Manipulating the future

A new robotic manipulation course provides a broad survey of state-of-the-art robotics, equipping students to identify and solve the field’s biggest problems.

As robots evolve, society’s collective imagination forever ponders what else robots can do, with recent fascinations coming to life as self-driving cars or robots that can walk and interact with objects as humans do.

These sophisticated systems are powered by advances in deep learning that triggered breakthroughs in robotic perception, so that robots today have greater potential for better decision-making and improved functioning in real-world environments. But tomorrow’s roboticists need to understand how to combine deep learning with dynamics, controls, and long-term planning. To keep this momentum in robotic manipulation going forward, engineers today must learn to hover above the whole field, connecting an increasingly diverse set of ideas with an interdisciplinary focus needed to design increasingly complex robotic systems.

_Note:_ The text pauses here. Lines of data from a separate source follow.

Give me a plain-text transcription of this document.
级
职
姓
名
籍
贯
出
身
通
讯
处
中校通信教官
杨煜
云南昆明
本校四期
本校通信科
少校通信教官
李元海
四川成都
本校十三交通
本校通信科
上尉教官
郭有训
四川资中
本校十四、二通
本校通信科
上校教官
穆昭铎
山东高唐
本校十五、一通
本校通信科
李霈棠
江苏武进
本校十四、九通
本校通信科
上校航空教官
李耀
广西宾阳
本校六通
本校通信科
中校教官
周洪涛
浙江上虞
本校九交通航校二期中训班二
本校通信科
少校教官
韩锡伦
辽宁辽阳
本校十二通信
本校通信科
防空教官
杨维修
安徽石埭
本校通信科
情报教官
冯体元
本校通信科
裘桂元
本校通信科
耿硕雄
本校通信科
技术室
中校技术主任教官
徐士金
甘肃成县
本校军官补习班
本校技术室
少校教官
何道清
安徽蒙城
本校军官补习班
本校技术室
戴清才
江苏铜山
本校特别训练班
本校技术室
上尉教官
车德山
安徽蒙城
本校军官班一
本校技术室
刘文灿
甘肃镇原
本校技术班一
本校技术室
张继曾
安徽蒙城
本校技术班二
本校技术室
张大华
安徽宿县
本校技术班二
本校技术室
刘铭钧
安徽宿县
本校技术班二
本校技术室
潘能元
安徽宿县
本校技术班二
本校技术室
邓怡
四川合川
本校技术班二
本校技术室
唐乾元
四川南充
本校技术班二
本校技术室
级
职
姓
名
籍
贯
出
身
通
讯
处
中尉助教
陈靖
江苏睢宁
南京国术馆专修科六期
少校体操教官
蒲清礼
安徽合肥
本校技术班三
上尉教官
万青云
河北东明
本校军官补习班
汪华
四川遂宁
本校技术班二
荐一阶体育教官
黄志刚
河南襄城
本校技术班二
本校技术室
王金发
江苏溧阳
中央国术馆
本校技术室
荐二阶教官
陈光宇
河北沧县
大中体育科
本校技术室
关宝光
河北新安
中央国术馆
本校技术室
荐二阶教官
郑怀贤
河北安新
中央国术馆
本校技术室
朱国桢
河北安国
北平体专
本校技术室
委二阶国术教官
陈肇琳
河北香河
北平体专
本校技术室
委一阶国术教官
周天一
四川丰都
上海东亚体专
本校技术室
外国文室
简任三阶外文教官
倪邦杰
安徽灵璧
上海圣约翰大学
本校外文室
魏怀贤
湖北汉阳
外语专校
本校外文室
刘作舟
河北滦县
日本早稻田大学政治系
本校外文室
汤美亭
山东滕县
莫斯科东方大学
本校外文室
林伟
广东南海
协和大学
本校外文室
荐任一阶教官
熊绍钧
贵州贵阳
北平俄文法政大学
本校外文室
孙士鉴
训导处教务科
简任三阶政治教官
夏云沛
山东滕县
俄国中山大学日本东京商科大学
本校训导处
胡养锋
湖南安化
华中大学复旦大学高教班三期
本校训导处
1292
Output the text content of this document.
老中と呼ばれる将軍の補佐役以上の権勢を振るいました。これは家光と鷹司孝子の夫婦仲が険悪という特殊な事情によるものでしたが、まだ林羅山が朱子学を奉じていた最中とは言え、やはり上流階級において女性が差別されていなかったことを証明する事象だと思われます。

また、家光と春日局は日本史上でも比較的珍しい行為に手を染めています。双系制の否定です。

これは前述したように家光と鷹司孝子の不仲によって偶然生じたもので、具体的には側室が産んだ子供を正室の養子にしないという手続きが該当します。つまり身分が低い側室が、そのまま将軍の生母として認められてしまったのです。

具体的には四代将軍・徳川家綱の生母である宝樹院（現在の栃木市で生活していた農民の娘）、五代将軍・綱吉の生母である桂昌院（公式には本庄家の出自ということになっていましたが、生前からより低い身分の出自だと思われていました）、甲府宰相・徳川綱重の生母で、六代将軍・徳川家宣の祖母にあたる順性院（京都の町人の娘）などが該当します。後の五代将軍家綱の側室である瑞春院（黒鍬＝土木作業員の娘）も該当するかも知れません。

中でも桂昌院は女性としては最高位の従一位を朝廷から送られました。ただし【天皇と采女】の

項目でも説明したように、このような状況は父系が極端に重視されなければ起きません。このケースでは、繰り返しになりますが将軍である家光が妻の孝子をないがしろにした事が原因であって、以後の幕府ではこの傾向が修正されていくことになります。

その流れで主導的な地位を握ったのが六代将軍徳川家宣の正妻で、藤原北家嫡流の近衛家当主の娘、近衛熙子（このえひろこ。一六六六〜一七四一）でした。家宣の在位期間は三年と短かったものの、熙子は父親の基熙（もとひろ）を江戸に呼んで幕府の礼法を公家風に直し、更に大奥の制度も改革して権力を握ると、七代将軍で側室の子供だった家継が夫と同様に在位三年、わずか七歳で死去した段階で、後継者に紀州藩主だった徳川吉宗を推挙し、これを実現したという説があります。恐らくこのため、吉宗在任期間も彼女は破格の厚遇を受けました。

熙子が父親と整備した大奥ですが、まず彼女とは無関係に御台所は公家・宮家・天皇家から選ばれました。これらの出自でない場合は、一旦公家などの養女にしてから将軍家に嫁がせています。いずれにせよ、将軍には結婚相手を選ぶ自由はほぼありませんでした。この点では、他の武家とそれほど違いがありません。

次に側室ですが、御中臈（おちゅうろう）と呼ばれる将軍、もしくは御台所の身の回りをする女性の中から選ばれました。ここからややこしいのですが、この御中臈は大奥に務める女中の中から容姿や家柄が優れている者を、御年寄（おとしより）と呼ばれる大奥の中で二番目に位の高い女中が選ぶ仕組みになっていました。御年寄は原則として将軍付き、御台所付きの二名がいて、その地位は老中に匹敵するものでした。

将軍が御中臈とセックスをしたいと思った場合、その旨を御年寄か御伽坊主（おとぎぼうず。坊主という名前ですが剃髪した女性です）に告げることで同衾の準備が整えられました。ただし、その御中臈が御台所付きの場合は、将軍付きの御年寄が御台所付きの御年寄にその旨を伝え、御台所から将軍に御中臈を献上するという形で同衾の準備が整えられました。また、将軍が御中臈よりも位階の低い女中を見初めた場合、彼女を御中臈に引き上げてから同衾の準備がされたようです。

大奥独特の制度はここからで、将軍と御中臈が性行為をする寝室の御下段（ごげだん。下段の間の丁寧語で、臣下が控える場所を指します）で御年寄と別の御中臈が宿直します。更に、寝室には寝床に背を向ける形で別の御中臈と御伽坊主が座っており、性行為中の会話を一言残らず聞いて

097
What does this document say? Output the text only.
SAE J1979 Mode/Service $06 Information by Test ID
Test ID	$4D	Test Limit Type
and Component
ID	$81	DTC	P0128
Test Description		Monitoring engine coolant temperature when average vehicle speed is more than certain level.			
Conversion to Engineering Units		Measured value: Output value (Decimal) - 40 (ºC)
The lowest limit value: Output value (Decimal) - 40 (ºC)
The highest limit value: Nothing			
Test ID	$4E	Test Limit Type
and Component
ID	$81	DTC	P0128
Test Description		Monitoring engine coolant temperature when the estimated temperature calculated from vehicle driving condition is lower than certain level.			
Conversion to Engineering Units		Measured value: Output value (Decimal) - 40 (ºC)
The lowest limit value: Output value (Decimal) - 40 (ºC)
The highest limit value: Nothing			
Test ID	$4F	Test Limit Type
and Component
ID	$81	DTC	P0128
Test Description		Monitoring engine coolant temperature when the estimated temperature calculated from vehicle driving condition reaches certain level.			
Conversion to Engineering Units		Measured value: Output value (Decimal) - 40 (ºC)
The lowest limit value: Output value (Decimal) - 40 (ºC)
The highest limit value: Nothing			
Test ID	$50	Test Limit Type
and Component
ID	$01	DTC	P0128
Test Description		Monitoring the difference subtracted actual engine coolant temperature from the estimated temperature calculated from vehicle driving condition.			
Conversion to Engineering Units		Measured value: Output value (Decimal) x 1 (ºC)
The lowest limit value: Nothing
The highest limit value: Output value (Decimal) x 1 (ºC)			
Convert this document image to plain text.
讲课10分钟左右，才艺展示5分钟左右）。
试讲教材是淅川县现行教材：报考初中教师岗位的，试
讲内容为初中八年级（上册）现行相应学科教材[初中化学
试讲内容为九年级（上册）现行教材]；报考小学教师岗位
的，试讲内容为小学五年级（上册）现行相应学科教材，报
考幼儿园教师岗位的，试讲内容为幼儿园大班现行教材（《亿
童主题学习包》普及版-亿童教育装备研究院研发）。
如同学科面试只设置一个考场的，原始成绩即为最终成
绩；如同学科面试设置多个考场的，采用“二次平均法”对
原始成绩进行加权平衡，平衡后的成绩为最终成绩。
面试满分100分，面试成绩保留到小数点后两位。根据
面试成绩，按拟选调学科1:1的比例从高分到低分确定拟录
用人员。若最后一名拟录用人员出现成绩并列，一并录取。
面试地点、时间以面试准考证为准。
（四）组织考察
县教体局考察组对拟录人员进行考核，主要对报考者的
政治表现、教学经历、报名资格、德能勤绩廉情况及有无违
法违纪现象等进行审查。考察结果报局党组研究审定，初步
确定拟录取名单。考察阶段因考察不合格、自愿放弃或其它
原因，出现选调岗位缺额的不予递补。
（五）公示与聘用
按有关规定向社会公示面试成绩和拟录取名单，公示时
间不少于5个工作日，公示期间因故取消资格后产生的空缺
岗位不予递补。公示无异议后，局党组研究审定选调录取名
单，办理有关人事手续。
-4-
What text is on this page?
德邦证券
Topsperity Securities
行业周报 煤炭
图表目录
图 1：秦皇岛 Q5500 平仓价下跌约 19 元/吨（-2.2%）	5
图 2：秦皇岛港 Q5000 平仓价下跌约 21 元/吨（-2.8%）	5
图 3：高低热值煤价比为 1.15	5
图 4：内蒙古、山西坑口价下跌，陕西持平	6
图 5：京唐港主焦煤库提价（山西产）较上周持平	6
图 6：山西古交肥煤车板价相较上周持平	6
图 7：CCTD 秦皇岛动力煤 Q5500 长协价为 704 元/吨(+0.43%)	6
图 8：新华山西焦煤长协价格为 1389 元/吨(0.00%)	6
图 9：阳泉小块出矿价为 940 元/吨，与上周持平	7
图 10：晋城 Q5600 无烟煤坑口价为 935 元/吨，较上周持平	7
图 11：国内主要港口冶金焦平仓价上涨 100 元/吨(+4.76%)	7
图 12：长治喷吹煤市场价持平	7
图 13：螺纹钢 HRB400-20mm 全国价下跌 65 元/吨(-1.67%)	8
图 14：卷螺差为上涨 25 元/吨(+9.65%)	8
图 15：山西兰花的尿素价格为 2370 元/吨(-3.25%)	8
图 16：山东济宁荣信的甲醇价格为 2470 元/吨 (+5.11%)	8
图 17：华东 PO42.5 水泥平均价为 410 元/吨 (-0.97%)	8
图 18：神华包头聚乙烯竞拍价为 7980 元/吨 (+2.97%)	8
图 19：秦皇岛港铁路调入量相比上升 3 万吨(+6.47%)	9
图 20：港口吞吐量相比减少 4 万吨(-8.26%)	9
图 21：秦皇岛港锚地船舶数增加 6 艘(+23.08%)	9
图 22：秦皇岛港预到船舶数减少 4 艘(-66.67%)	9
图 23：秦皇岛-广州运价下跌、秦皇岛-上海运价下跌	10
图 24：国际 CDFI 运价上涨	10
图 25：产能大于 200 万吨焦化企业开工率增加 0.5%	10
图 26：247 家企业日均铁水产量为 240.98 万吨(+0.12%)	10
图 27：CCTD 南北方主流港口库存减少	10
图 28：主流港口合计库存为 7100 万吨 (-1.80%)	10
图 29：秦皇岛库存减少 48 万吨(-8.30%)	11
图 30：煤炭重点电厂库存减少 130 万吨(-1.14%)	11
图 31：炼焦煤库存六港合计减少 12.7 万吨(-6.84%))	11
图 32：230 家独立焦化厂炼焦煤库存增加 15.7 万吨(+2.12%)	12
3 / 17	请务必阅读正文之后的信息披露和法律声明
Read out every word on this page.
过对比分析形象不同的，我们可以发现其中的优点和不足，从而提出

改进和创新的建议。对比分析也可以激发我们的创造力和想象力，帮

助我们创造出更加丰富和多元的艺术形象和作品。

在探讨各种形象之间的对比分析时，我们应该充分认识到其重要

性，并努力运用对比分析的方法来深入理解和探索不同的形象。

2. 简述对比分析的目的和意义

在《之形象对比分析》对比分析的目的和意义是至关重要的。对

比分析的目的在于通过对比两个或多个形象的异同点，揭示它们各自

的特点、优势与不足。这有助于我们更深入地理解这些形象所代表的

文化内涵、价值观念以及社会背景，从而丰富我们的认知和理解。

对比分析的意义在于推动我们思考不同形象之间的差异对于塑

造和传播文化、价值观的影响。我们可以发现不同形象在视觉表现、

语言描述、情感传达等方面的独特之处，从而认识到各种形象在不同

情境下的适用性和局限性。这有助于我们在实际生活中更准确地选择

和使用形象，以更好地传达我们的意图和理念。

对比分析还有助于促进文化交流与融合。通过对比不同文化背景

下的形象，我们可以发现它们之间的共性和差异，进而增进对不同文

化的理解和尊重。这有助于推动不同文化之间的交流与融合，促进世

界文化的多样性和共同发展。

Last fall, MIT’s Department of Electrical Engineering and Computer Science launched a new course, 6.800 (Robotic Manipulation) to help engineering students broadly survey the latest advancements in robotics while troubleshooting real industry problems. It’s a unique course that can provide an inroad into robotics for students with no robotics experience at all, designed by Russ Tedrake, the Toyota Professor of Electrical Engineering and Computer Science, Aeronautics and Astronautics, and Mechanical Engineering at MIT. Tedrake developed the course after robotic manipulation became the new focus of his own research at the Toyota Research Institute and MIT’s Robot Locomotion Group, and it became apparent to him that developing a pedagogical framework would be important because the field is so diverse and changing so rapidly.